Tagged Copyright

Copyright infringement in literature, art, and film from 1923 to present. Enjoy a nefarious tale or two about intellectual property theft, on me, gratis.

Collaboration Blues

Collaborators Collaboration BluesThis is a tale with a simple premise. You and a friend decide to collaborate on a screenplay. He’s got a great idea for Godzilla meets Colossus meets Gigantor meets angry mythological Greek from Wrath of the Titans, and you’ve got massive writing chops, as evidenced by the 14 screenplays you’ve got moldering in a box in the back of your closet.

So what do you need to do before you start collaborating? You have agreed on a 50-50 partnership and split of the proceeds, but what do you need to do to commemorate that agreement, other than seal it with a handshake?

There are couple things you could do. You could call an attorney who specializes in representing artists and musicians and have him craft an agreement that calls out the nature of your responsibilities, duties and obligations. Alternatively, you could attempt to draft an agreement yourselves based on what you and your friend think is a fair deal. A third possibility would be to take the WGA approved collaboration form and modify that according to the specifics of your situation. My vote, self-interestedly, would be for you to go see a lawyer. This not only serves to protect your legal rights, but is paradoxically the most cost-effective choice, because if you don’t have a written agreement in place, the future consequences can be devastating.

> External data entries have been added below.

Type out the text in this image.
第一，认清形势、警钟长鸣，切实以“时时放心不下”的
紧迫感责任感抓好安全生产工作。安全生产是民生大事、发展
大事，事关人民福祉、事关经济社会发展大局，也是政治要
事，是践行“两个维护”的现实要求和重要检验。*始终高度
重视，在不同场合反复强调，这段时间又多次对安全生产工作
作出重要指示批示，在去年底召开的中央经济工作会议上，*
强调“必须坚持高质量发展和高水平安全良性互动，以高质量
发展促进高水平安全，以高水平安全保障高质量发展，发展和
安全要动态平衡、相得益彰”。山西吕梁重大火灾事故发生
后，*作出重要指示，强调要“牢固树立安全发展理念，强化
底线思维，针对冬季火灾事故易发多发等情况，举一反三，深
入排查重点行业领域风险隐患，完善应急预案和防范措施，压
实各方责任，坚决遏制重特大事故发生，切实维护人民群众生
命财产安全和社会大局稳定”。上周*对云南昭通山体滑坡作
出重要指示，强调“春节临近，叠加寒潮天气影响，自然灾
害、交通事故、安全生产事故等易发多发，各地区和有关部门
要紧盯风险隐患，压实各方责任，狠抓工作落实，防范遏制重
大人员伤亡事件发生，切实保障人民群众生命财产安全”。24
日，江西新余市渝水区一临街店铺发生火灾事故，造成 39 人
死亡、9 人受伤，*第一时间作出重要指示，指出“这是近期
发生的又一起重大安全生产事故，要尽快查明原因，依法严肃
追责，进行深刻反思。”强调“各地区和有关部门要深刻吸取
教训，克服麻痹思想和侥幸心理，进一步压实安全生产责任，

So what’s in a collaboration agreement? In its simplest form it is a contract that spells out the parties’ relationship, a template which spells out who owns what, and what each of you can do with your creation. Typically, the provisions of the agreement discuss (a) ownership percentages, (b) responsibilities of each collaborator, (c) division of profits, (d) division of expenses, (e) how each party will be credited if the work is produced, (f) what happens if someone withdraws from the project, (g) what happens if there’s a dispute, and (h) licensing and sale rights, including one party’s right to block an assignment of rights.

These are all, of course, the types of things that one would like to know before entering into a relationship, but they’re also eerily reminiscent of the kind of things one sees in prenuptial agreements. And in the artistic world, mentioning the word “agreement” at the start of the creative relationship tends to create the same level of discomfort that murmuring the word “prenup” does at the start of a romantic one. People think they will always be friends, despite the wealth of evidence negating that proposition. For every Captain and Tennille, for every Batman and Robin, there’s a Beatles, a Nirvana, and a Red Hot Chili Peppers throwing off old band members like quarks from a dying universe. The sad truth is, bands break up, writing teams bicker and fall apart, people move on. The dream of undying friendship and never-ending relationships dissolves in a puff of smoke when it confronts the tabloid reality of straying partners, financial problems, disaffection and death. Having a written agreement in place to protect your rights during the inevitable evolution of your relationship is simply the smart thing to do; it prevents headaches, misunderstandings, bad feelings and – most importantly – legal disputes.

Apart from the obvious financial consequences that arise when one doesn’t know how much of a song or project one has rights to, there’s also the very real problem that without a written agreement delineating the parties’ respective rights, no one is going to bid on your project. If your collaborator can kill any deal because he has veto power, or as 50% owner his consent is required, the producers and powers-that-be are simply not going to be interested in meeting with you. You can’t pitch your project, or sell your deal, if you are in the midst of a dispute with your former business partner over who owns your creation. As long as any dispute exists, your ability to move forward and get your project produced is nil. And in the unlikely event you manage to offload it to some unsuspecting publisher or producer, you now risk getting sued not only by your erstwhile partner but also by the production company you just duped into buying your product.

When the band breaks up, it’s the ugliest of ugly divorces. But forewarned is forearmed, and those realists (or cynics) who are smart enough to have a collaboration agreement buried in their files will thank the day they had a premonition of things to come, and chose to have that difficult conversation with their friends, colleagues, collaborators or bandmates. After all, it’s not much of a friendship if the mere mention of putting an agreement into writing is enough to destroy it. So fear not, and have a collaboration agreement signing party.

[And don’t forget to invite the groupees. I mean . . . muses].